Josh Dietz: Creating Frankenstein, a New Car Out of Old

Josh Dietz: Creating Frankenstein, a New Car Out of Old

Josh Dietz and crew created their own crate late model out an old 2004 black front-end Rocket. Last weekend, they won with a car they call “Frankenstein” at Florence Speedway in Union, Kentucky.

The project has been two years in the making. It started with a car Dietz found for his crew member Cliff Byrd’s son. They bought the 2004 Rocket to scavenge parts.

“Me and my crew chief, Dylan Rivers, started cutting that old car all apart — front clip, rear clip, frame rails — all cut off, but we kept the roll cage,” Dietz, of Florence, Kentucky, said. “The old Rockets had great cages. We decided to start from there and build a car around it.”

(For more on the Josh Dietz and Dylan Rivers, read “Josh Dietz & Dylan Rivers: Engineers Gone Racing.”)

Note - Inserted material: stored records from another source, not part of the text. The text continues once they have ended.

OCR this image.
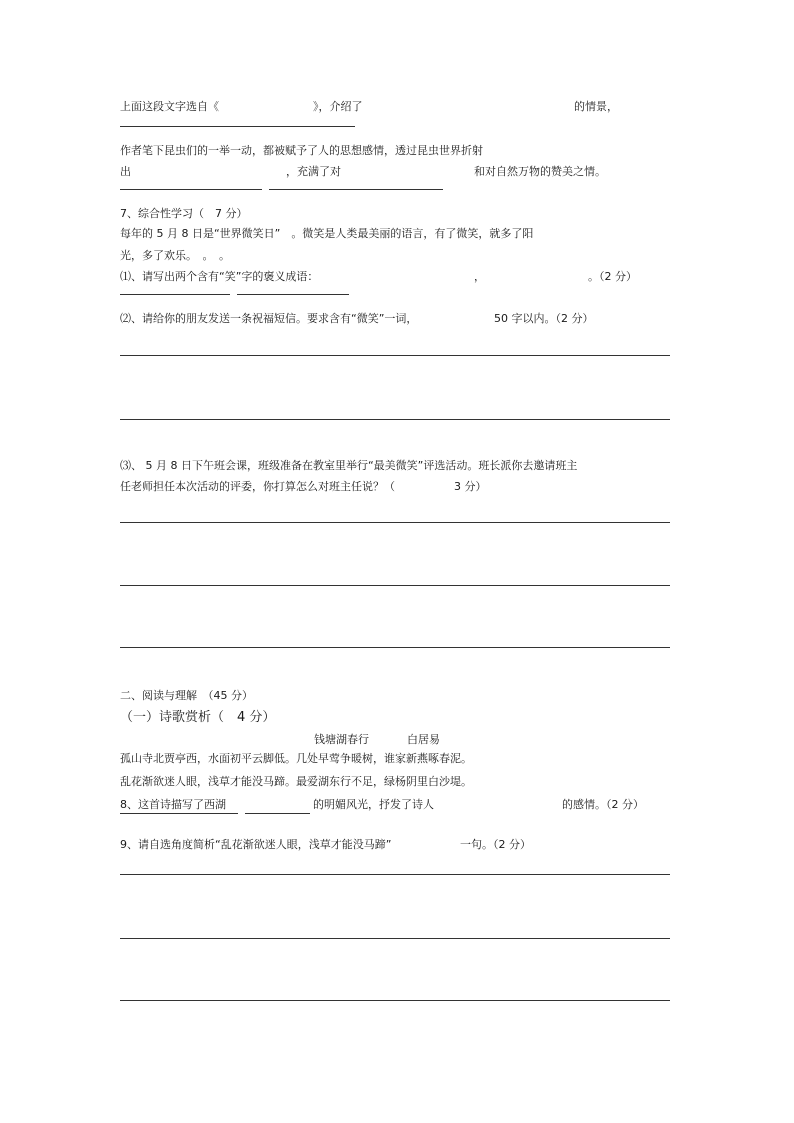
上面这段文字选自《	》，介绍了	的情景，
作者笔下昆虫们的一举一动，都被赋予了人的思想感情，透过昆虫世界折射
出	，充满了对	和对自然万物的赞美之情。
7、综合性学习（　7 分）
每年的 5 月 8 日是“世界微笑日”　。微笑是人类最美丽的语言，有了微笑，就多了阳
光，多了欢乐。　。　。
⑴、请写出两个含有“笑”字的褒义成语：	，	。（2 分）
⑵、请给你的朋友发送一条祝福短信。要求含有“微笑”一词，	50 字以内。（2 分）
⑶、 5 月 8 日下午班会课，班级准备在教室里举行“最美微笑”评选活动。班长派你去邀请班主
任老师担任本次活动的评委，你打算怎么对班主任说？（	3 分）
二、阅读与理解　（45 分）
（一）诗歌赏析（　4 分）
钱塘湖春行	白居易
孤山寺北贾亭西，水面初平云脚低。几处早莺争暖树，谁家新燕啄春泥。
乱花渐欲迷人眼，浅草才能没马蹄。最爱湖东行不足，绿杨阴里白沙堤。
8、这首诗描写了西湖	的明媚风光，抒发了诗人	的感情。（2 分）
9、请自选角度简析“乱花渐欲迷人眼，浅草才能没马蹄”	一句。（2 分）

Dietz and Rivers put their minds together to figure out a design during winter months of 2022–2023.

“We took different aspects of different chassis we liked and blended them together for our own geometry,” said Dietz. “We wanted a rear clip like an XR-1 [from Rocket] and a front clip like a Swartz or Kryptonite chassis. We strived for perfect ground clearance with a lot of Rocket bolt-on parts.”

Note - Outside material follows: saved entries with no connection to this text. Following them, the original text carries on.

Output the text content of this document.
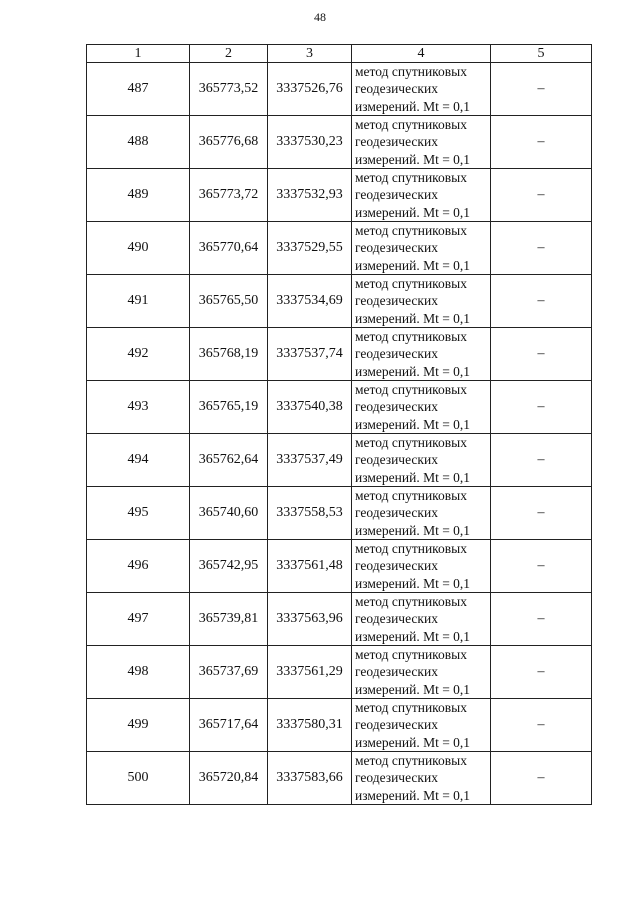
48
1	2	3	4	5
487	365773,52	3337526,76	метод спутниковых
геодезических
измерений. Mt = 0,1	–
488	365776,68	3337530,23	метод спутниковых
геодезических
измерений. Mt = 0,1	–
489	365773,72	3337532,93	метод спутниковых
геодезических
измерений. Mt = 0,1	–
490	365770,64	3337529,55	метод спутниковых
геодезических
измерений. Mt = 0,1	–
491	365765,50	3337534,69	метод спутниковых
геодезических
измерений. Mt = 0,1	–
492	365768,19	3337537,74	метод спутниковых
геодезических
измерений. Mt = 0,1	–
493	365765,19	3337540,38	метод спутниковых
геодезических
измерений. Mt = 0,1	–
494	365762,64	3337537,49	метод спутниковых
геодезических
измерений. Mt = 0,1	–
495	365740,60	3337558,53	метод спутниковых
геодезических
измерений. Mt = 0,1	–
496	365742,95	3337561,48	метод спутниковых
геодезических
измерений. Mt = 0,1	–
497	365739,81	3337563,96	метод спутниковых
геодезических
измерений. Mt = 0,1	–
498	365737,69	3337561,29	метод спутниковых
геодезических
измерений. Mt = 0,1	–
499	365717,64	3337580,31	метод спутниковых
геодезических
измерений. Mt = 0,1	–
500	365720,84	3337583,66	метод спутниковых
геодезических
измерений. Mt = 0,1	–
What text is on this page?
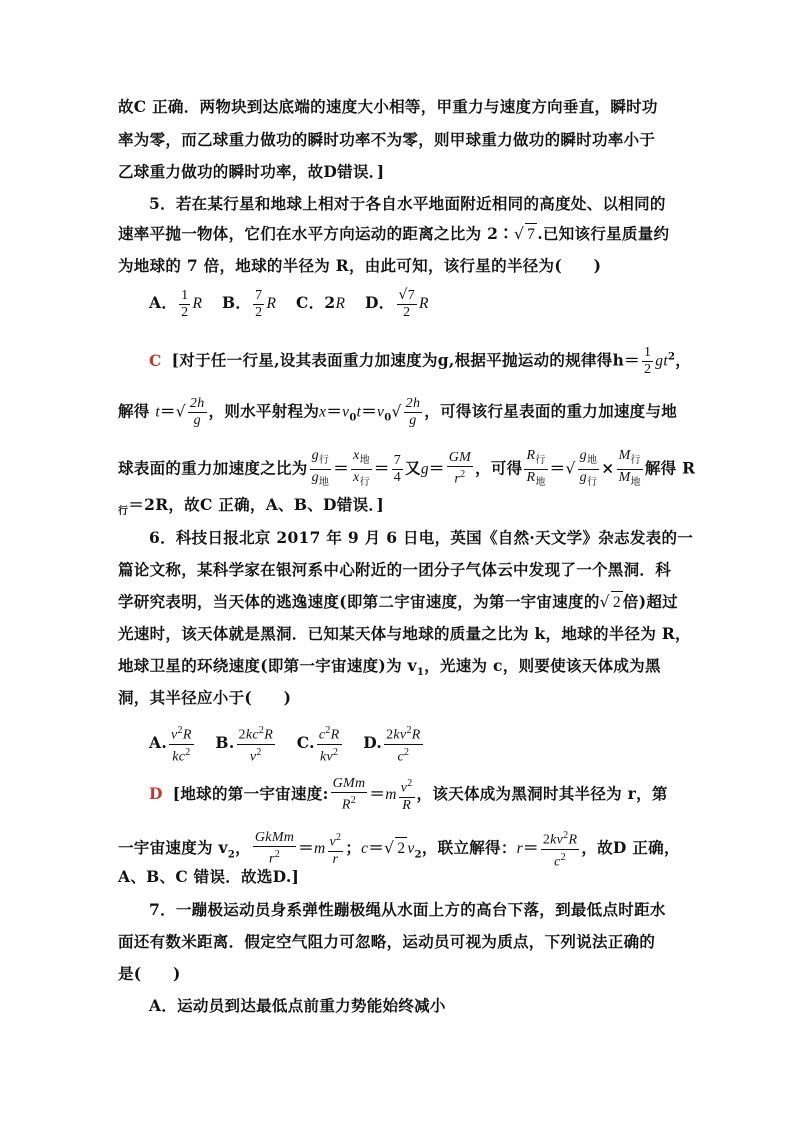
故C 正确．两物块到达底端的速度大小相等，甲重力与速度方向垂直，瞬时功
率为零，而乙球重力做功的瞬时功率不为零，则甲球重力做功的瞬时功率小于
乙球重力做功的瞬时功率，故D错误．]
5．若在某行星和地球上相对于各自水平地面附近相同的高度处、以相同的
速率平抛一物体，它们在水平方向运动的距离之比为 2∶√ 7 .已知该行星质量约
为地球的 7 倍，地球的半径为 R，由此可知，该行星的半径为(　　)
A． $\frac{1}{2}$ R B． $\frac{7}{2}$ R C．2R D． $\frac{√7}{2}$ R
C [对于任一行星,设其表面重力加速度为g,根据平抛运动的规律得$h= \frac{1}{2} gt^2$，
解得 $t=√ \frac{2h}{g}$ ，则水平射程为$x=v_0t=v_0√ \frac{2h}{g}$ ，可得该行星表面的重力加速度与地
球表面的重力加速度之比为 $\frac{g_行}{g_地} = \frac{x_地}{x_行} = \frac{7}{4}$ 又$g= \frac{GM}{r^2}$ ，可得 $\frac{R_行}{R_地}$ ＝√ $\frac{g_地}{g_行} \times \frac{M_行}{M_地}$ 解得 R
$_行$＝2R，故C 正确，A、B、D错误．]
6．科技日报北京 2017 年 9 月 6 日电，英国《自然·天文学》杂志发表的一
篇论文称，某科学家在银河系中心附近的一团分子气体云中发现了一个黑洞．科
学研究表明，当天体的逃逸速度(即第二宇宙速度，为第一宇宙速度的√ 2 倍)超过
光速时，该天体就是黑洞．已知某天体与地球的质量之比为 k，地球的半径为 R，
地球卫星的环绕速度(即第一宇宙速度)为 $v_1$，光速为 c，则要使该天体成为黑
洞，其半径应小于(　　)
A. $\frac{v^2R}{kc^2} B$. $\frac{2kc^2R}{v^2} C$. $\frac{c^2R}{kv^2} D$. $\frac{2kv^2R}{c^2}$
D [地球的第一宇宙速度: $\frac{\text{GMm}}{R^2} =m \frac{v^2}{R}$ ，该天体成为黑洞时其半径为 r，第
一宇宙速度为 $v_2$， $\frac{\text{GkMm}}{r^2} =m \frac{v^2}{r}$ ；c＝√ 2 $v_2$，联立解得：$r= \frac{2kv^2R}{c^2}$ ，故D 正确，
A、B、C 错误．故选D.]
7．一蹦极运动员身系弹性蹦极绳从水面上方的高台下落，到最低点时距水
面还有数米距离．假定空气阻力可忽略，运动员可视为质点，下列说法正确的
是(　　)
A．运动员到达最低点前重力势能始终减小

The two built the car with crate racing in mind.

“The others are focusing on super late models, building a stiffer chassis because the 900-horsepower engines will easily twist a car,” Dietz said. “A 604 late model has 400 horsepower, so we theorized that a car with more flex would do better with that amount of horsepower.”

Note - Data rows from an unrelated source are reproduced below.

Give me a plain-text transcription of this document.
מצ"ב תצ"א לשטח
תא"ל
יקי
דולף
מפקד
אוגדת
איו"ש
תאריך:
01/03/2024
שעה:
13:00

That amount of flex helped Dietz and Rivers dial in the car.

“When you add flex to a chassis, it opens up the sweet spot in setup,” said Dietz. “With a bigger sweet spot, the car handles better all the time. Even as the track gets slicker and slower as the night progresses, it still works well.”

When Dietz decided to run the full American All-Star Series circuit, they put the project on hold. They eventually debuted it at the tour’s season finale at Natural Bridge Speedway in Virginia. Cliff Byrd’s son, Nicholas, drove it. He failed to make the show.

“We went back home and worked on it all winter to fix a number of small issues,” Dietz said. “Things like shock-mount positions and adjustments to keep the right tire from rubbing on the frame rail.”

Nicholas Byrd competed with Frankenstein three times this year, at Florence Speedway and Lake Cumberland Speedway in Kentucky, as well as Brownstown Speedway in Indiana. He finished ninth in his last time in it.

When Nicholas Byrd decided to race his modified at Indiana’s Lawrenceburg Speedway last Saturday, Josh Dietz took Frankenstein to Florence Speedway. With it, Josh Dietz set quick time, won a heat race and then the feature.

“Frankenstein kept getting better each time we took it out — there wasn’t much to adjust,” said Dietz. “We kept the Byrds informed as the night went on. They were excited to have us race Frankenstein.”